Duit Majikan Ludes Dipake Judol, Pemuda Ini Mainkan "Drama Begal"
- 1
Techno –Seorang pemuda bernama Ganes Melasrana (24) asal Desa Sukajaya, Kecamatan Tarogong Kidul Garut, mengaku sebagai korban begal di Kawasan Cilopang Cipanas Tarogong Kaler Garut. Pengakuannya tersebut sempat viral di media sosial, bahkan hingga nekat membuat laporan resmi dikepolisan.
Usut punya usut pengakuannya tersebut hanya akal-akalan, karena uang majikannya habis dipergunakan untuk bermain Judi Online (Judol). Karena tak bisa mengembalikan uang majikan, Ganes akhirnya mengeluarkan jurus pamungkas dengan mengaku korban begal.
" Jadi dia (Ganes) telah menggunakan uang majikannya hingga habis untuk bermain judi online, " ungkap Kasat Reskrim Polres Garut, AKP Herman Saputra, Sabtu 19 September 2026.
Drama korban begal palsu yang diskenariokan Ganes yang bekerja sebagai pengemudi ojek online (Ojol), terbongkar setelah polisi melakukan penyelidikan di TKP, saksi da memeiksa yang bersangkutan. Ganes dengan sengaja membuat luka dibagian tangan, agar dipercaya sang majikan.

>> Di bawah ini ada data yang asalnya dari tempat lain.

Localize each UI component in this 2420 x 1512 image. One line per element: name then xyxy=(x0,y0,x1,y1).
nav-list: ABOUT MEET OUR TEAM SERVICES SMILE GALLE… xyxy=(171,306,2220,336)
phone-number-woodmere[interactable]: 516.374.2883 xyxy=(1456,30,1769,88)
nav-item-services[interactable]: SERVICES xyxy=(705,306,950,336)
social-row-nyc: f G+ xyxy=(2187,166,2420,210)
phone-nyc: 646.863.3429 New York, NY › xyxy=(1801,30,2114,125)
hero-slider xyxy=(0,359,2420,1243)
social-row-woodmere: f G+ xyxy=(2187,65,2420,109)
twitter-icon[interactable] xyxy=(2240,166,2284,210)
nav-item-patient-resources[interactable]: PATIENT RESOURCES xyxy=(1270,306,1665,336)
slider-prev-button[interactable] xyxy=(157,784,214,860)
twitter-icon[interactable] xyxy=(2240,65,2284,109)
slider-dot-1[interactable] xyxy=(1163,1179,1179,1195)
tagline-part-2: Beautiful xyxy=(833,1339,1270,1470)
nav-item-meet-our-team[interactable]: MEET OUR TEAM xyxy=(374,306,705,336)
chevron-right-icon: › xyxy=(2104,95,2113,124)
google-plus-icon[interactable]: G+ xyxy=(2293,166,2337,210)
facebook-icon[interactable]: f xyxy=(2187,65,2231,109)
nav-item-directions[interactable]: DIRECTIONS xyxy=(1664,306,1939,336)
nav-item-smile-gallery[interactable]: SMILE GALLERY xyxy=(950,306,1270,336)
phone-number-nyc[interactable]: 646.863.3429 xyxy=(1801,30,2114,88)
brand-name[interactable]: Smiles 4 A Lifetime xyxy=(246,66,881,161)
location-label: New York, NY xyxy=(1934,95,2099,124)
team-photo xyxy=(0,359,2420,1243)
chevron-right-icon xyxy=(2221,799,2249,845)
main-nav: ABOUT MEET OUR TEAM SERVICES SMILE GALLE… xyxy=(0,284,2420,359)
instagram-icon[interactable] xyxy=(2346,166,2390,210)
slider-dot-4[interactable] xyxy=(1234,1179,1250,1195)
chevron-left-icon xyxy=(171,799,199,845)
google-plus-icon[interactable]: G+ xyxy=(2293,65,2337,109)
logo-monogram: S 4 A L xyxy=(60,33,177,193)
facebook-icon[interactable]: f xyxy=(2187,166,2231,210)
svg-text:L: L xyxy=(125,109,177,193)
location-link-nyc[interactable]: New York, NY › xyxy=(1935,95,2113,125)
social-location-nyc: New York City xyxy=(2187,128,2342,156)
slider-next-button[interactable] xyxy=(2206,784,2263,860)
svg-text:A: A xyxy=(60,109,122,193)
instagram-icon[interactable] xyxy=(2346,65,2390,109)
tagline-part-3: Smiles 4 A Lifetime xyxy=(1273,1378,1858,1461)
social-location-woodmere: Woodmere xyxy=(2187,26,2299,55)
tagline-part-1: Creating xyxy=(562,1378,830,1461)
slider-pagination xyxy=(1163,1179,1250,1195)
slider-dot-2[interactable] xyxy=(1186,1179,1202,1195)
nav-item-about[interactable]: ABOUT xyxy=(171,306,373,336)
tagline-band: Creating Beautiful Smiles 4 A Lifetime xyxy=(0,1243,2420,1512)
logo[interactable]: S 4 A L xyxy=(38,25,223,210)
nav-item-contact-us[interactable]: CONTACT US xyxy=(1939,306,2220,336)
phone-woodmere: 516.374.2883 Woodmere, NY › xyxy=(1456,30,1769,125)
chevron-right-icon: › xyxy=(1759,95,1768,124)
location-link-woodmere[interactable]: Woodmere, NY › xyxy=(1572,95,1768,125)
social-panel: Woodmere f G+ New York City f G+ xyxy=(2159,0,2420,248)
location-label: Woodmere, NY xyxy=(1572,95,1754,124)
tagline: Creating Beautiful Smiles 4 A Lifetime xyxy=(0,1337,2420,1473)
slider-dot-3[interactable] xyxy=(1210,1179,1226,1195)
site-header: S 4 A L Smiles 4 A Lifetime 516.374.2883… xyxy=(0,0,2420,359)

" Karena bingung tak bisa mengembalikan uang milik majikan, yang bersangkutan mengarang cerita dan sengaja membuat luka di tangan dengan cara menyilet seolah menjadi korban kejahatan jalanan (begal), " ungkap Herman.
Lanjut Herman, Ganes melaporkan dirinya menjadi korban begal kepada pihak Polsek Tarogong Kaler pada hari Kamis 17 September 2026. Sementara uang yang harus diserahkan kepada majikannya sebesar Rp 2,1 juta. " Uang tersebut semuanya ludes dipergunakan untuk bermain Judol.
" Hasil pendalaman dan pemeriksaan sejumlah saksi di jalan Cipanas sesuai TKP diceritakan Ganes, diperoleh keterangan bahwa tidak pernah ada peristiwa begal. Petugas pun langsung mengkonfrontir yang bersangkutan, hingga akhirnya Ganes mengakui telah berbohong. "ucap Herman.
Pasca modusnya terbongkar, Ganes terpaksa harus berurusan dengan hukum, karena telah membuat laporan palsu. Kemudian Ganes membuat video klarifikasi terbuka setta jujur, bahwa dirinya berdusta dan membuat laporan palsu telah menjadi korban begal agar majikannya tak menanyakan uang yang harus disetorkan
" Hingga saat ini Ganes masih berada di Satuan Reserse Kriminal Polres Garut, ia terancam pidana karena membuat laporan palsu, " pungkas Herman.